Granite-3.1-2B-Instruct - AI Language Models Tool

Overview

Granite-3.1-2B-Instruct is a lightweight, open-source 2 billion-parameter instruction-following language model released by the Granite Team and IBM. It is a dense, decoder-only transformer finetuned from the Granite-3.1-2B-Base checkpoint using a mix of permissively licensed public instruction datasets plus internally generated synthetic data targeted at long-context problems. The model is optimized for practical developer uses—summarization, retrieval-augmented generation (RAG), function-calling, long-document QA and meeting summarization—while remaining small enough to run efficiently and to be quantized for CPU/edge inference. According to the project documentation, Granite 3.1 models extend context length up to 128K tokens and are released under an Apache 2.0 license (developer and commercial use permitted). ([replicate.com](https://replicate.com/ibm-granite/granite-3.1-2b-instruct?utm_source=openai)) Community feedback has been mixed: many users praise the 2B dense variant for speed, long-context handling, and efficient quantized deployments, while some community posts report uneven performance on coding tasks and occasional generation artifacts in complex scenarios. The Granite family (dense and MoE variants) was trained with large-scale token budgets (dense models cited as trained on ~12T tokens) and aims to provide a balance between efficiency and capability for enterprise customization and RAG-centric workflows.
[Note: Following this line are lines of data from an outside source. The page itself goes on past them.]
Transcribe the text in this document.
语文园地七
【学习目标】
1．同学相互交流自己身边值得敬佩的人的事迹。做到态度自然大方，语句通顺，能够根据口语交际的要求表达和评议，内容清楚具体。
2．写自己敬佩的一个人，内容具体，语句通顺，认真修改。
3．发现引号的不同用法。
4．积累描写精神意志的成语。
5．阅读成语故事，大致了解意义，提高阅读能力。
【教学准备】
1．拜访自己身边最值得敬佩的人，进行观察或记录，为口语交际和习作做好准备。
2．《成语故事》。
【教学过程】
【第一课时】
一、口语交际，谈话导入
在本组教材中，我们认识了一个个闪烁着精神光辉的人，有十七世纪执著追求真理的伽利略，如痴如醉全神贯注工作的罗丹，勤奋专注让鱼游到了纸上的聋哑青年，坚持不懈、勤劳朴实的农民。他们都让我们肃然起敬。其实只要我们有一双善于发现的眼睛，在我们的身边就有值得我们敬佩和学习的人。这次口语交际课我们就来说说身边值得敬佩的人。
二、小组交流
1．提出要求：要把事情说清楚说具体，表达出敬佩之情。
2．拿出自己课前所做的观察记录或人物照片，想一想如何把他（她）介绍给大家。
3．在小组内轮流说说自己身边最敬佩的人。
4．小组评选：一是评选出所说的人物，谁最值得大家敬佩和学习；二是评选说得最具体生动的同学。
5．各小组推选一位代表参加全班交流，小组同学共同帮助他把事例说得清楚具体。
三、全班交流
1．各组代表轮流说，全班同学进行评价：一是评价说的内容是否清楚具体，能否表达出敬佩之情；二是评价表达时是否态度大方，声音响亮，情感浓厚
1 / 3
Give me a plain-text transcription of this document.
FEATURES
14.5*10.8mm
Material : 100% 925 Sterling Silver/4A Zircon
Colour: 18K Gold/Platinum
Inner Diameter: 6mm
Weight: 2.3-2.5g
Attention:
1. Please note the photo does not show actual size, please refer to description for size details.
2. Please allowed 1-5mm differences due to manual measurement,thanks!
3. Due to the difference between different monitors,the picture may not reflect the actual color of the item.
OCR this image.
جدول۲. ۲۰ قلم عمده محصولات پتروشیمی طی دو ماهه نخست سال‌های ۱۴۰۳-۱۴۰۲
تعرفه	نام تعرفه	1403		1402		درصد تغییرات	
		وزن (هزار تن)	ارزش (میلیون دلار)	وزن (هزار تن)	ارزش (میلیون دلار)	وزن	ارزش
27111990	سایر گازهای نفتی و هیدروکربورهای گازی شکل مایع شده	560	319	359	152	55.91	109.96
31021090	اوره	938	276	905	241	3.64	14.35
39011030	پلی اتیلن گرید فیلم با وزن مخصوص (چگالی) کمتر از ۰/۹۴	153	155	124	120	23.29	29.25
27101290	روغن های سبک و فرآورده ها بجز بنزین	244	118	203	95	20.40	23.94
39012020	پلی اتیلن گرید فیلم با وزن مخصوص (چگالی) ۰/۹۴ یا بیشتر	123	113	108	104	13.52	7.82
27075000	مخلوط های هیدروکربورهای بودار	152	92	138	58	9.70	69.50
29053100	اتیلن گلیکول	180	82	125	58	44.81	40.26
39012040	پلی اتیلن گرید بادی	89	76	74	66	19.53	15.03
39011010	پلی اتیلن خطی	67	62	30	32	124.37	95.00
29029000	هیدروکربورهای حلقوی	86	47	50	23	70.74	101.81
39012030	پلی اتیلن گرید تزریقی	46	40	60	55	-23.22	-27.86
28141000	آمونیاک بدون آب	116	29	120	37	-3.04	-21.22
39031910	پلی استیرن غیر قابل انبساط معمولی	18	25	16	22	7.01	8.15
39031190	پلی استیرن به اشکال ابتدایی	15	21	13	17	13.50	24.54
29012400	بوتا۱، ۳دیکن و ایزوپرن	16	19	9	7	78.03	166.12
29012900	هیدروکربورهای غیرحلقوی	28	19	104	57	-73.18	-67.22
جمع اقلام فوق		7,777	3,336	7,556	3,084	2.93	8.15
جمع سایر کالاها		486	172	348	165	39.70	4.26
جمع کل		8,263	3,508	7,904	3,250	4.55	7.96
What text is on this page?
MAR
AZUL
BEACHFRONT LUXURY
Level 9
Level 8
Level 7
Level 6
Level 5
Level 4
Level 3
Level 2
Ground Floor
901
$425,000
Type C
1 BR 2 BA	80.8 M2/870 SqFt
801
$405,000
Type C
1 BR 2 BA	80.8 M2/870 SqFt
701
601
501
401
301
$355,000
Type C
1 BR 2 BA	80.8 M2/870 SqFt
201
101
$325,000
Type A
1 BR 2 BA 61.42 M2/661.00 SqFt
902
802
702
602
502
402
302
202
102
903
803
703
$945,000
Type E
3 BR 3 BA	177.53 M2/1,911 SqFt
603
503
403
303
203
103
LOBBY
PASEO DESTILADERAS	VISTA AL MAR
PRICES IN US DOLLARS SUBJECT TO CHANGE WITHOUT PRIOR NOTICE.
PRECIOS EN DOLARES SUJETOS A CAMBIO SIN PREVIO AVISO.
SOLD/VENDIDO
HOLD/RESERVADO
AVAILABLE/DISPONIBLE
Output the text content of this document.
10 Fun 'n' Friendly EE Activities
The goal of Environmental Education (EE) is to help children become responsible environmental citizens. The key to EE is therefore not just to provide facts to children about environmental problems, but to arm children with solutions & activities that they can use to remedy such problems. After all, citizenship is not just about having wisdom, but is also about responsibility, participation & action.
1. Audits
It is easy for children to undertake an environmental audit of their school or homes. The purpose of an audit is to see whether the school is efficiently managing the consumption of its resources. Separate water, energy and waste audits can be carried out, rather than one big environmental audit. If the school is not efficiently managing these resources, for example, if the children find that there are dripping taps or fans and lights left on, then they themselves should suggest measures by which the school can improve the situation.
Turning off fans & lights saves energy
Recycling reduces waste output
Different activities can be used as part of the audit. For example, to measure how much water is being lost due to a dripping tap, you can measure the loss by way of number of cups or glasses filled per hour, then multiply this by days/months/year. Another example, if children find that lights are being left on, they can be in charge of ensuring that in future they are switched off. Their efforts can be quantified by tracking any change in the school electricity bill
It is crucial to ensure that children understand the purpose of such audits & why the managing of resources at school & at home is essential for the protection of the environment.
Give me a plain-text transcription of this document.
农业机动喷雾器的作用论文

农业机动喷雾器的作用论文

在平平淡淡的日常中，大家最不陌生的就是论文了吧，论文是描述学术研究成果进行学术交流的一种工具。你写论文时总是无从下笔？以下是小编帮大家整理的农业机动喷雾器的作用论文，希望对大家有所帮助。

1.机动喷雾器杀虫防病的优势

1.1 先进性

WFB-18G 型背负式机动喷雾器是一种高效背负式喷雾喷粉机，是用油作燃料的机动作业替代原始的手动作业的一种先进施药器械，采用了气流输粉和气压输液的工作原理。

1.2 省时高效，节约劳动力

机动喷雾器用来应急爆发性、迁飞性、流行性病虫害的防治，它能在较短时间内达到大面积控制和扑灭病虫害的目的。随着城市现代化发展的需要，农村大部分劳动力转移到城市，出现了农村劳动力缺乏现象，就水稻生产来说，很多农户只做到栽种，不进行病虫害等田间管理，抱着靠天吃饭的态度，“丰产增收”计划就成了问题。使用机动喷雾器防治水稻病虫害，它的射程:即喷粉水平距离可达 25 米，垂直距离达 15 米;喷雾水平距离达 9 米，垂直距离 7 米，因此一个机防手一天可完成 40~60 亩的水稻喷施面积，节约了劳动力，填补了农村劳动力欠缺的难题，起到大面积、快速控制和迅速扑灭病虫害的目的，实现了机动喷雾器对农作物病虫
For quick experimentation the model is available on platforms such as Replicate, Hugging Face, and community quantized builds for local inference. ([huggingface.co](https://huggingface.co/lmstudio-community/granite-3.1-2b-instruct-GGUF?utm_source=openai))

Key Features

  • 128K token context window for long-document and meeting summarization.
  • Instruction-tuned for summarization, QA, extraction, and RAG workflows.
  • Function-calling and structured chat-format support for tool/agent integration.
  • Multilingual support across 12 languages (EN, DE, ES, FR, JA, PT, AR, CS, IT, KO, NL, ZH).
  • Small 2B dense footprint designed for efficient quantization and CPU/edge deployments.

Example Usage

Example (python):

import torch
from transformers import AutoTokenizer, AutoModelForCausalLM

model_id = "ibm-granite/granite-3.1-2b-instruct"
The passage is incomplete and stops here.